The Wall Street Journal reports this morning that “Public Employees Get More Benefits,” which is of some interest to me, given what I’ve written on public-sector pay and benefits. The Journal article is in some ways misleading, in others nonsensical. But it does hit at a core point.
The article begins by pointing out that
As of March, 88% of state and local government workers had access to employer-sponsored medical plans, compared with 71% of private-sector workers, according to a Labor Department report released Tuesday. Governments also picked up a larger share of the health-care tab. Public employers paid 89% of the premiums for policies covering individual workers as of March, compared with 80% at private-sector companies.
That seems to point to greater generosity of benefits and thus to possible overcompensation of state and local employees. But these comparisons fail to account for the fact that public-sector workers are, on average, more white-collar than private-sector employees. If you compared benefits provision to white collar jobs, things would appear more even. Likewise, in the private sector large employers generally provide better benefits than small employers. If the public sector—which is, after all, a large employer—were compared to other large employers the differences in benefit provision would shrink further. So I’m not sure we infer a ton from these numbers alone.
The Journal then follows with a claim that’s common, but which has never made much sense to me (italics mine):
The more generous benefits given to government workers are part of a larger trade-off, according to economists. Unable to match private-sector salaries for their most valued workers, governments instead offer more-attractive benefits packages.

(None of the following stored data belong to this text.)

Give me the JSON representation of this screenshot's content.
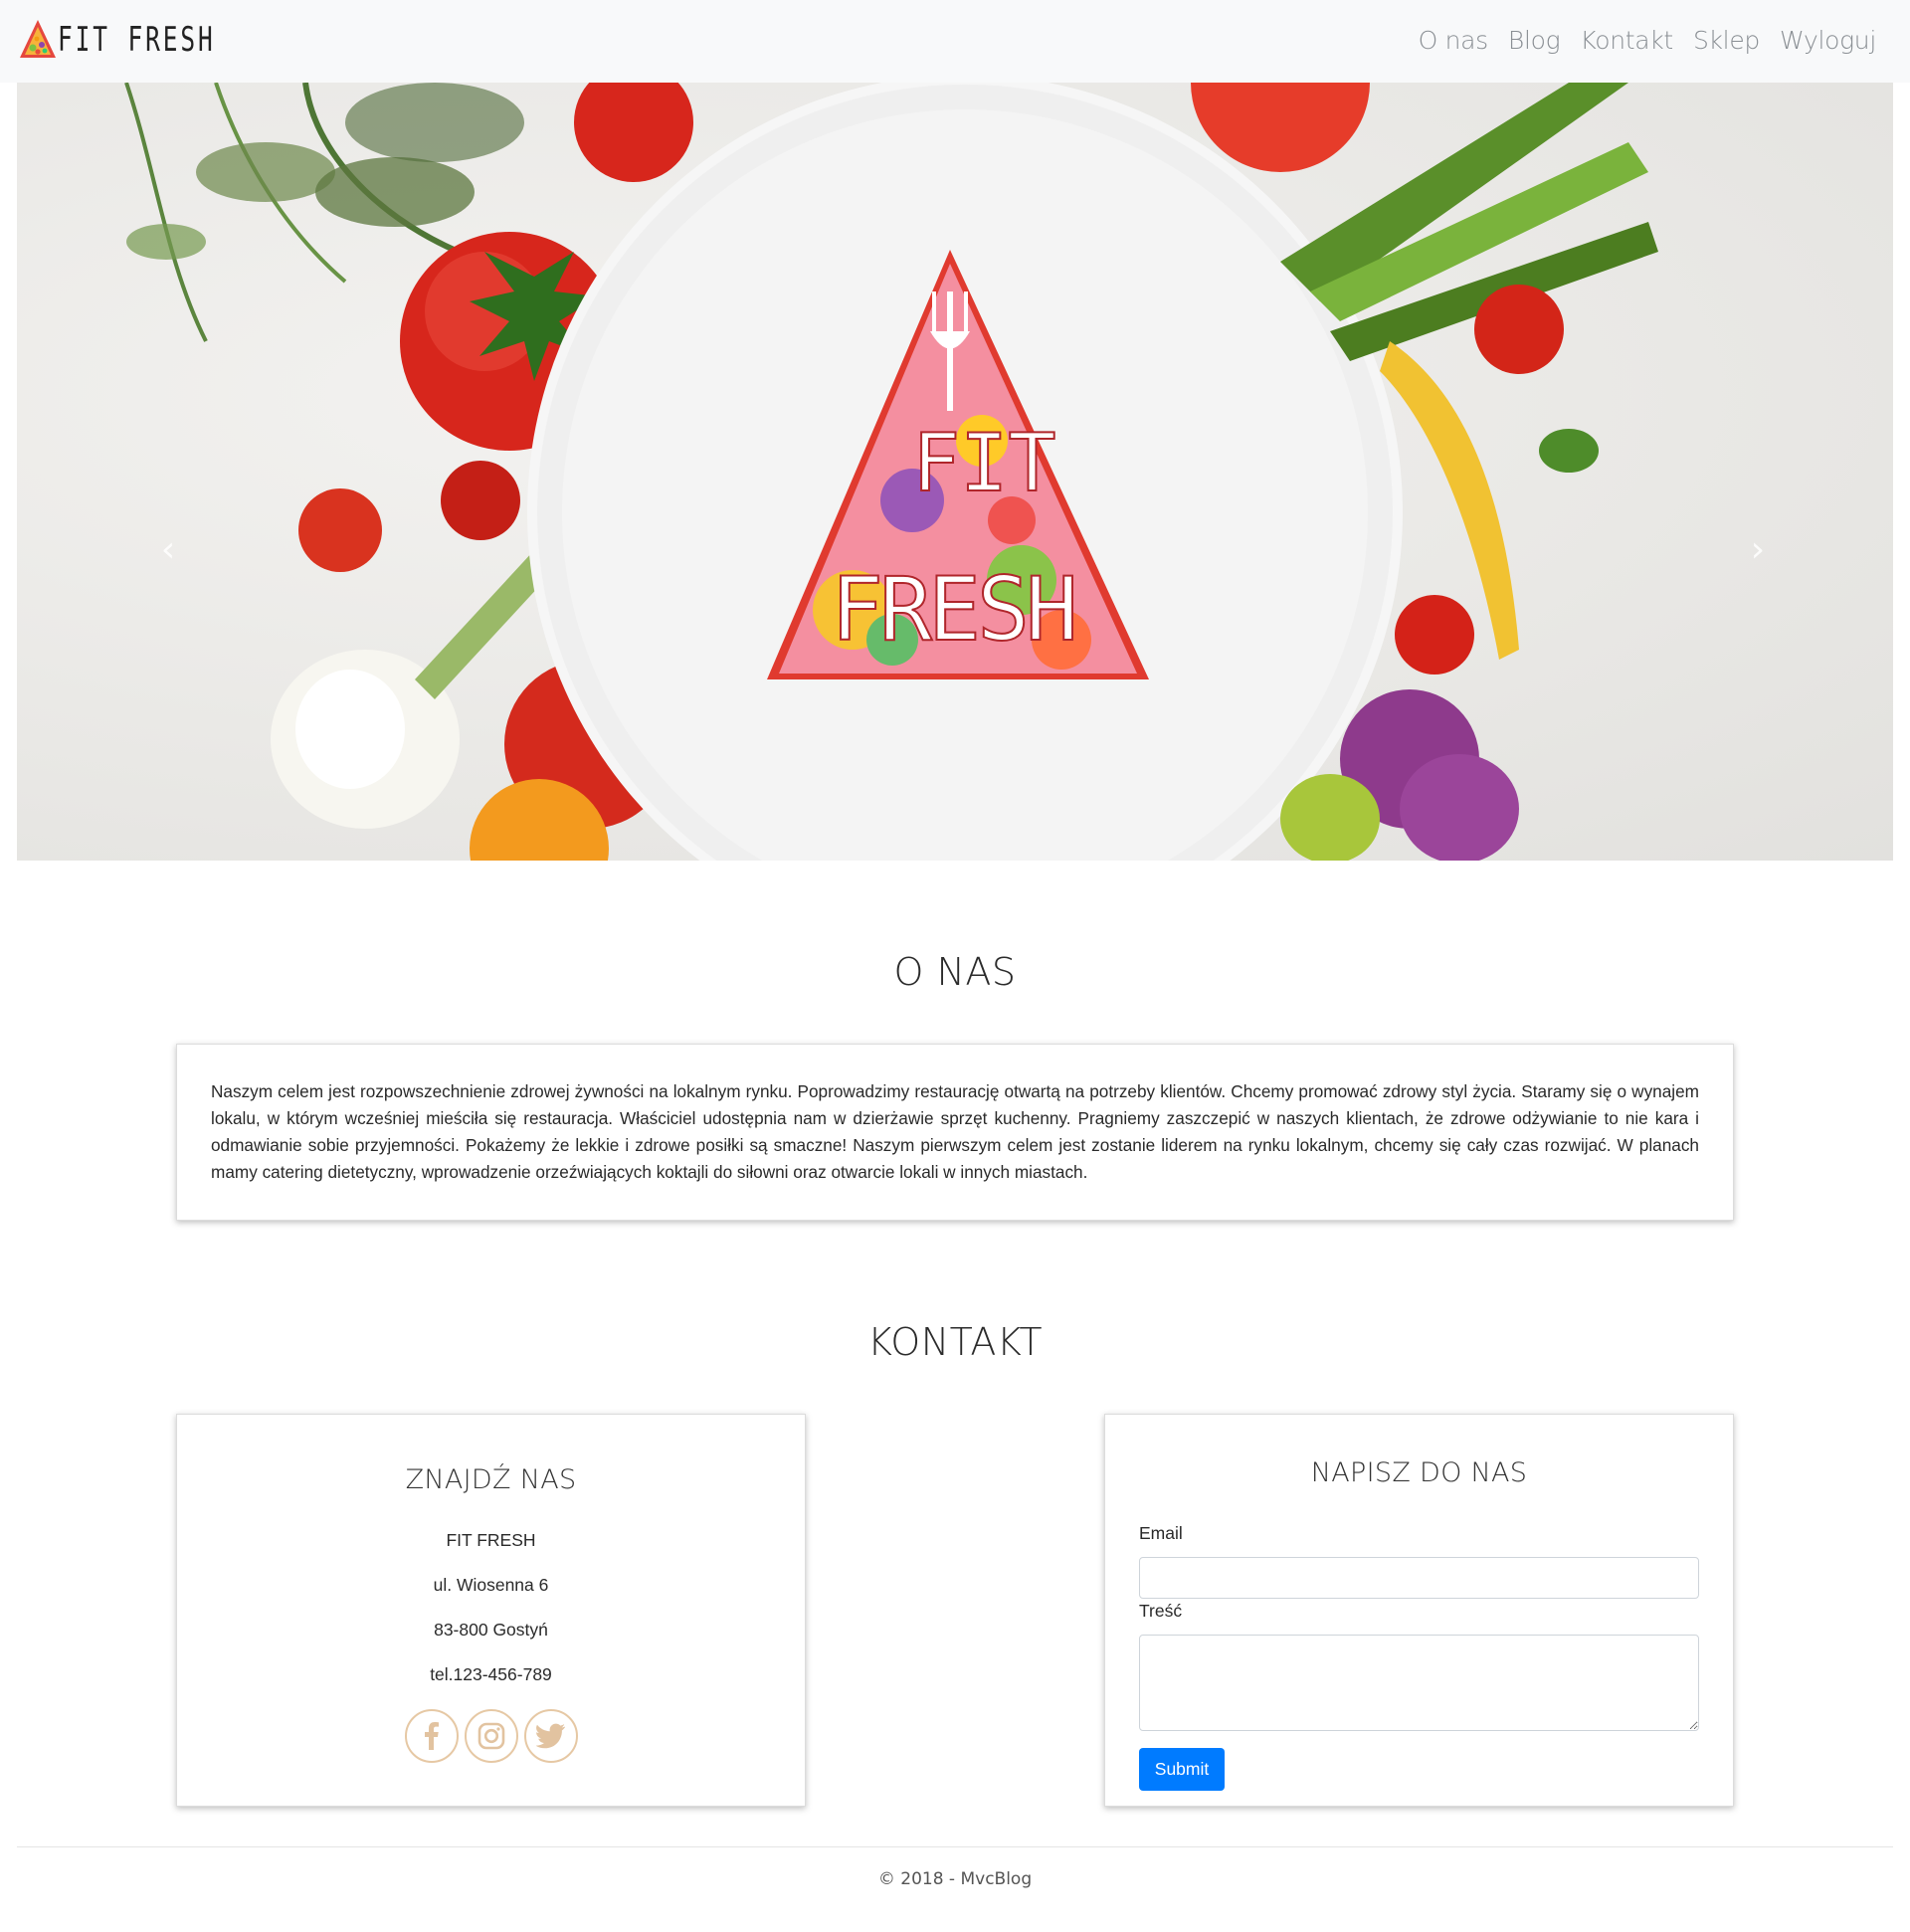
{
  "brand": {
    "name": "FIT FRESH",
    "logo_icon": "fit-fresh-triangle-logo-icon"
  },
  "nav": {
    "items": [
      {
        "label": "O nas"
      },
      {
        "label": "Blog"
      },
      {
        "label": "Kontakt"
      },
      {
        "label": "Sklep"
      },
      {
        "label": "Wyloguj"
      }
    ]
  },
  "hero": {
    "image": "vegetables-plate-hero-image",
    "logo_line1": "FIT",
    "logo_line2": "FRESH",
    "prev_icon": "chevron-left-icon",
    "next_icon": "chevron-right-icon"
  },
  "about": {
    "title": "O NAS",
    "text": "Naszym celem jest rozpowszechnienie zdrowej żywności na lokalnym rynku. Poprowadzimy restaurację otwartą na potrzeby klientów. Chcemy promować zdrowy styl życia. Staramy się o wynajem lokalu, w którym wcześniej mieściła się restauracja. Właściciel udostępnia nam w dzierżawie sprzęt kuchenny. Pragniemy zaszczepić w naszych klientach, że zdrowe odżywianie to nie kara i odmawianie sobie przyjemności. Pokażemy że lekkie i zdrowe posiłki są smaczne! Naszym pierwszym celem jest zostanie liderem na rynku lokalnym, chcemy się cały czas rozwijać. W planach mamy catering dietetyczny, wprowadzenie orzeźwiających koktajli do siłowni oraz otwarcie lokali w innych miastach."
  },
  "contact": {
    "title": "KONTAKT",
    "find": {
      "title": "ZNAJDŹ NAS",
      "name": "FIT FRESH",
      "street": "ul. Wiosenna 6",
      "city": "83-800 Gostyń",
      "phone": "tel.123-456-789",
      "socials": [
        "facebook-icon",
        "instagram-icon",
        "twitter-icon"
      ]
    },
    "form": {
      "title": "NAPISZ DO NAS",
      "email_label": "Email",
      "email_value": "",
      "content_label": "Treść",
      "content_value": "",
      "submit_label": "Submit"
    }
  },
  "footer": {
    "text": "© 2018 - MvcBlog"
  },
  "colors": {
    "navbar_bg": "#f8f9fa",
    "nav_link": "#8a8f94",
    "submit": "#007bff",
    "social_ring": "#e6c8a4"
  }
}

Think about that claim for a second and it becomes clear why it makes no sense. Benefits cost money just the same as salaries cost money. If I pay you $10,000 less in salary but $10,000 more in benefits, my wage bill is exactly the same as before and I haven’t saved a penny. Of course, if the public sector didn’t offer such generous benefits, maybe it could match private-sector salaries. The point is that what matters is overall compensation, and unless there’s some magic to how benefits are provided then the public sector’s preferred mix of salaries/benefits isn’t a cost saver.
The only way this trade-off works is if state and local governments are promising workers benefits that governments are not currently paying for. As it turns out, this is exactly what is going on. State and local employees receive significantly larger pension and retiree health benefits than private-sector employees, but the costs of these benefits fail to shows up in official statistics due to dodgy accounting and chronic underfunding.
Public employees receive pensions that are about twice as large for each dollar of contributions as do private-sector employees. That is, assuming each worker (and his employer) contribute a given amount toward pensions each year, public-sector workers receive a guaranteed benefit at retirement that’s about twice as high. As I’ve argued elsewhere, this is a result of bogus pension accounting at the state level, which allows state pensions to assume they can earn high investment returns without risk. As a result, public pensions are underfunded by more than $3 trillion. Nevertheless, it’s the taxpayer, not public-sector retirees, who bear the costs of this.
Second, more than 80 percent of public-sector workers are eligible for retiree health benefits (often referred to as OPEBs, or Other Post-Employment Benefits), versus only around one-third in the private sector. OPEBs generally provide full coverage from the time a government worker retirees (often in their early to mid-50s) up until Medicare starts at age 65. After age 65, public employees usually receive a supplementary policy that covers what Medicare doesn’t. (Private-sector retiree health coverage, where it exists, is generally less generous, with higher deductibles and co-pays.) These benefits are almost entirely unfunded, and as a result don’t show up at all in Bureau of Labor Statistics data about employee compensation. Nevertheless, the Pew Center on the States reports that states currently owe around $500 for OPEBs, which costs rising rapidly in the future. That means that public-sector employees have effectively received an additional $500 billion in deferred compensation that is currently off the books.
Comparing salaries between public- and private-sector employees is a relatively straightforward process. Comparing benefits is much less so. Nevertheless, despite some shoddy reasoning in today’s Wall Street Journal article, there’s a good case to be made that public-sector benefits are significantly more generous than those paid to the typical American worker.